EVENTS: BERLIN FASHION WEEK – REVIEW

Und ganz tatsächlich, so schnell war sie wieder vorbei: die Berlin Fashion Week. Wochenlang darüber Gedanken gemacht, gefühlt tausende Outfits anprobiert, hunderte E-Mails geschrieben und beantwortet – und dann war nach 3 Tage schon alles vorüber. Ja, die Vorbereitungen auf dieses Event, bei welchem gefühlt ganz Berlin Kopf steht, sind lang und kosten viele Nerven. In meinem letzten Post habe ich euch ja bereits von meinen Plänen und Wünschen, meinen Ängsten und Verzweiflungen erzählt – jetzt kommt eine Review zu der Woche, die alle nur liebevoll die Woche des “Modezirkus” nennen.
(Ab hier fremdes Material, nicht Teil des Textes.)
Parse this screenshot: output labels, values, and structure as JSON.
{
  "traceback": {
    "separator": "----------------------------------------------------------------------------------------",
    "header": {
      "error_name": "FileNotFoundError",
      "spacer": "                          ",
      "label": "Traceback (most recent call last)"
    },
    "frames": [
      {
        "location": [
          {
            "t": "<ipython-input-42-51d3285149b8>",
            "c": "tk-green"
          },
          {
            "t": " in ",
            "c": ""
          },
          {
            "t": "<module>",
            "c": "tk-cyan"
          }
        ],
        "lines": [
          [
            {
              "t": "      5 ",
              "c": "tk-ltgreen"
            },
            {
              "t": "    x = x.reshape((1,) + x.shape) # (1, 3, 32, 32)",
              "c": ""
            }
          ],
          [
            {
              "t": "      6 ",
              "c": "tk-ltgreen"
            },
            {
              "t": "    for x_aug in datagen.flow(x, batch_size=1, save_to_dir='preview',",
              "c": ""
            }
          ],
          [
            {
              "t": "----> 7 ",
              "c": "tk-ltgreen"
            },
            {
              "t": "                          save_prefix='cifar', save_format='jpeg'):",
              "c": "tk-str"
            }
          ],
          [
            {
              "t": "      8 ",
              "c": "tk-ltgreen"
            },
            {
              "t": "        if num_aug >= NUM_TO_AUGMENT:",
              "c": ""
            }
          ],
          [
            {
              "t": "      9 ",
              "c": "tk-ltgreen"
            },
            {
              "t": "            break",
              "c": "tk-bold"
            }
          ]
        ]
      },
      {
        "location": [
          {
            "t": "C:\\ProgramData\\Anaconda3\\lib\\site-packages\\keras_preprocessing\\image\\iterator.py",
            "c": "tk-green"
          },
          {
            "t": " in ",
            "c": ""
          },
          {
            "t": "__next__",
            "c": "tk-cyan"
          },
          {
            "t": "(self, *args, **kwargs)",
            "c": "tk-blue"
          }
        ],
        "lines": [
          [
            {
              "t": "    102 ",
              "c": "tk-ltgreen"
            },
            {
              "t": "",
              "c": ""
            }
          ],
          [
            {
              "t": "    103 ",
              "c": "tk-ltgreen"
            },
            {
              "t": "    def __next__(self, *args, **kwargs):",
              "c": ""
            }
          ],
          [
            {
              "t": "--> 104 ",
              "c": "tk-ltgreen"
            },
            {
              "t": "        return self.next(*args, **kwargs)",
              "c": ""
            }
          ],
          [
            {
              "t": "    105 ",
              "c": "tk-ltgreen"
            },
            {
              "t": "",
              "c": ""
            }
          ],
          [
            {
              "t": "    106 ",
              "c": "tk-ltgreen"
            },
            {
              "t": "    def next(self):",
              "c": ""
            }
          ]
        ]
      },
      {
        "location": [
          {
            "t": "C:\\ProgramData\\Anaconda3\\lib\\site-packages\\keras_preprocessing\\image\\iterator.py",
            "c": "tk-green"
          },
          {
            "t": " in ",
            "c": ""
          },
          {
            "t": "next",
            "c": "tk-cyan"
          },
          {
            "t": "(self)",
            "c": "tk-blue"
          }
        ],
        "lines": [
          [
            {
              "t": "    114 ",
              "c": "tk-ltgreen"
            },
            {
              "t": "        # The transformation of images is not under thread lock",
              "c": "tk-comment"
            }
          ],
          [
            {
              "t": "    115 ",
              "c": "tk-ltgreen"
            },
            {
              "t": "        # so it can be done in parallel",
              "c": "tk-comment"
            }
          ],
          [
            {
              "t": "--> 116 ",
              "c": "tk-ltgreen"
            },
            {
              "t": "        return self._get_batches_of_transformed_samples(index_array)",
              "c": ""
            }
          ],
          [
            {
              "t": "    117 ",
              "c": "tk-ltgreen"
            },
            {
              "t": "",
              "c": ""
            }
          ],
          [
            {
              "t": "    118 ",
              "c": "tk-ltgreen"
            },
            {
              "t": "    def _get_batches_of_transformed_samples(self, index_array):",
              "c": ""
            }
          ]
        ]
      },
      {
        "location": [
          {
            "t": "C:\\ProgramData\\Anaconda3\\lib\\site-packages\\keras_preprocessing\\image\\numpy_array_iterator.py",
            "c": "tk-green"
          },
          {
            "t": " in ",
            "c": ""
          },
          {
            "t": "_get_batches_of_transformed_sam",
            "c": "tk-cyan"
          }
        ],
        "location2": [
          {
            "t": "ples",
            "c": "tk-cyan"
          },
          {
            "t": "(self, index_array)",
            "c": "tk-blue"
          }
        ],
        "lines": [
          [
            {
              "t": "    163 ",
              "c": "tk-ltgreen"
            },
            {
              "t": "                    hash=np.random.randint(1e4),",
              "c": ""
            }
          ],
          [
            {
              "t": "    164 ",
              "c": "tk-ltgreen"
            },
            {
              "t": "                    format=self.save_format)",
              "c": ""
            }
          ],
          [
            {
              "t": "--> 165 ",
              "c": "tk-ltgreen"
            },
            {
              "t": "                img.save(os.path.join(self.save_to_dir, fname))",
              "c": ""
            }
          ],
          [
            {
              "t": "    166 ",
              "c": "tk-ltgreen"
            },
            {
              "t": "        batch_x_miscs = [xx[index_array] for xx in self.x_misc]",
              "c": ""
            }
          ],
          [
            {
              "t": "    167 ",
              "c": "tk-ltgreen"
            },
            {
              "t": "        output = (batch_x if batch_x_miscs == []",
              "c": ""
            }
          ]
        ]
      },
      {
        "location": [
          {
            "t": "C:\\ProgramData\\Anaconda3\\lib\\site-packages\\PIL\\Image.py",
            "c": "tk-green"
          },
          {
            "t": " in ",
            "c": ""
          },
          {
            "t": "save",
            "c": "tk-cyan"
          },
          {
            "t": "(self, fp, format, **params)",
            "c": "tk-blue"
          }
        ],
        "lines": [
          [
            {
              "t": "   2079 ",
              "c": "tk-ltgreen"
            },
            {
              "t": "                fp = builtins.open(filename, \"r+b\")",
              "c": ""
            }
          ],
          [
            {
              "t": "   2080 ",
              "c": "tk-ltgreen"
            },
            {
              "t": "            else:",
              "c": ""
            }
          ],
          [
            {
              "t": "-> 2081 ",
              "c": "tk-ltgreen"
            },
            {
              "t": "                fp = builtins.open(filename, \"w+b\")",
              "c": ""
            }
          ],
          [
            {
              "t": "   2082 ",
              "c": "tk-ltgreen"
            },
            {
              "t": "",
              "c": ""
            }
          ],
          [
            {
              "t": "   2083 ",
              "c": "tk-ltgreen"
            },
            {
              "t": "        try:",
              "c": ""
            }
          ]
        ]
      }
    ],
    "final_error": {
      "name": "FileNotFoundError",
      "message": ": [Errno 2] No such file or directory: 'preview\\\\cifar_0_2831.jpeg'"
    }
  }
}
Beginnen wir mal damit, dass mich eine 8 Stündige Busreise von München nach Berlin erwartete. Dass es nicht angenehm werden würde war mir klar – nicht umsonst habe ich wenige Stunden vor der Abfahrt noch verzweifelt nach günstigen Last-Minute-Flügen gesucht – aber wie ihr seht, ohne Erfolg. Also fuhr mich mein Freund nachts um 11 zum ZOB in München. Eine halbe Stunde vor Abfahrt, in der Hoffnung, zwei Plätze für mich alleine zu bunkern, ein bisschen Schlaf wäre ja schließlich nicht schlecht, wenn eine solche stressige Woche bevorsteht. Ja, was soll ich euch erzählen, meine Hoffnungen wurden mit drei Worten des Busfahrers auch wieder zerstört “Wir. Sind. Ausgebucht.” Na toll. Viel Schlaf hab ich nicht abbekommen, dafür aber ein vollgesabbertes Shirt – anscheinend hatte ich doch eine kurze Tiefschlafphase.
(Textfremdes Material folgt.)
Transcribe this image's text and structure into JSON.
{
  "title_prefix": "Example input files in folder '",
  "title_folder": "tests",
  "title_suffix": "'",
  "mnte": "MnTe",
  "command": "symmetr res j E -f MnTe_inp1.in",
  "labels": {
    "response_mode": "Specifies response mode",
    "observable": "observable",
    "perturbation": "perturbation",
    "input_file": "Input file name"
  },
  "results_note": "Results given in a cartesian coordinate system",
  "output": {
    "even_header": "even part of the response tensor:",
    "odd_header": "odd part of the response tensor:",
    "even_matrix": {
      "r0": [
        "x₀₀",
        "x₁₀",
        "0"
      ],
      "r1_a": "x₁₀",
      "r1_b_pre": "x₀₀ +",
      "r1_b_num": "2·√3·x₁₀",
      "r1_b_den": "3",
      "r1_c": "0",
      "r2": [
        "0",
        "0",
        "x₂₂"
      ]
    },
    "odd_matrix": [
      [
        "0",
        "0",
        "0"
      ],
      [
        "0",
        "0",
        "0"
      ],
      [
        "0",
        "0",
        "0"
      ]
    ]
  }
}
In Berlin angekommen hieß es dann erstmal zum Hotel zu kommen, das lag nämlich gefühlt einmal quer durch ganz Berlin. Zum Glück hatte ich nur meinen 20kg schweren Koffer, eine große Tüte mit einem vollgesabberten Schlafkissen und meine Tasche dabei – jetzt noch ne Stunde U-Bahn-fahren und dabei 4 Mal umsteigen – Null Problemo. Endlich angekommen, kam mir auch gleich Sassi entgegen, die glücklicher Weise unser Zimmer im Hotel “The Yard” arrangiert hatte. Ja, was soll ich sagen, das Hotel glich einem skandinavischen Designmöbel-Laden – also voll mein Ding und mehr als instagramable. Aber überzeugt euch selbst von den Fotos.
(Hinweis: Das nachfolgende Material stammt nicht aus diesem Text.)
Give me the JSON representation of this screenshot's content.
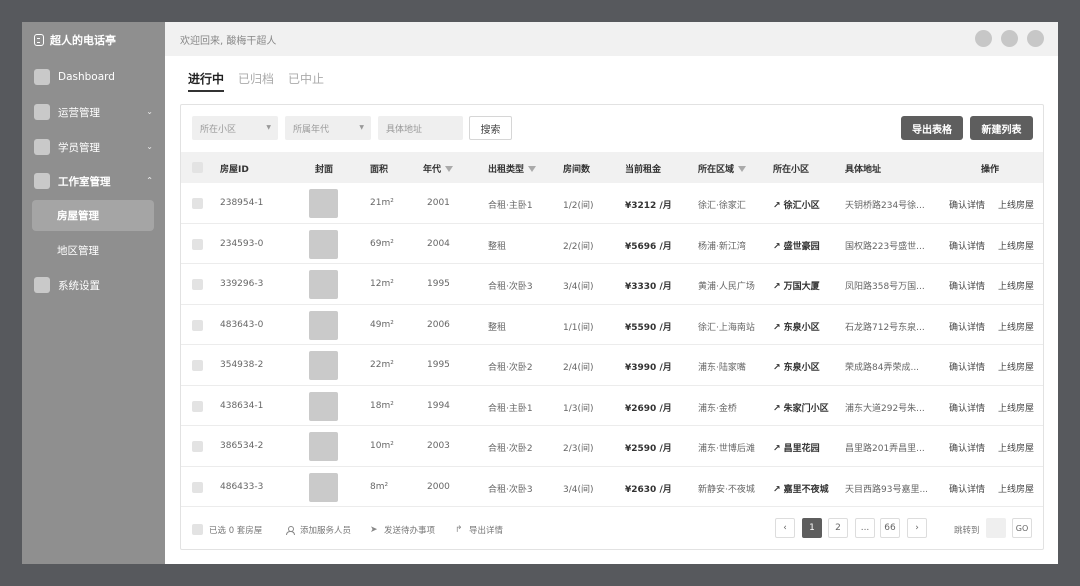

Viel Zeit zum Ankommen hatten wir nicht – auch wenn ein kleines Frühstück mit 4 Mini-Croissants gerade noch drin war. Denn es ging gleich los zu unserer ersten Show im Kaufhaus Jandorf – Ewa Herzog. Das Kaufhaus Jandorf ist für mich ein Ort, an den ich sehr gern komme. Irgendwie scheint hier das Herz der Fashionweek zu schlagen, auch wenn nicht alle Shows hier stattfinden. Das alte Gebäude wirkt mit den ganzen fashionaffinen Menschen einfach ganz anders – irgendwie richtig modern. Wir holten also unsere Tickets ab und suchten uns unsere Plätze. Die Show an sich war großartig, die Mode absolut alltagstauglich – viele Kleider hätte ich am liebsten sofort eingepackt und geshootet.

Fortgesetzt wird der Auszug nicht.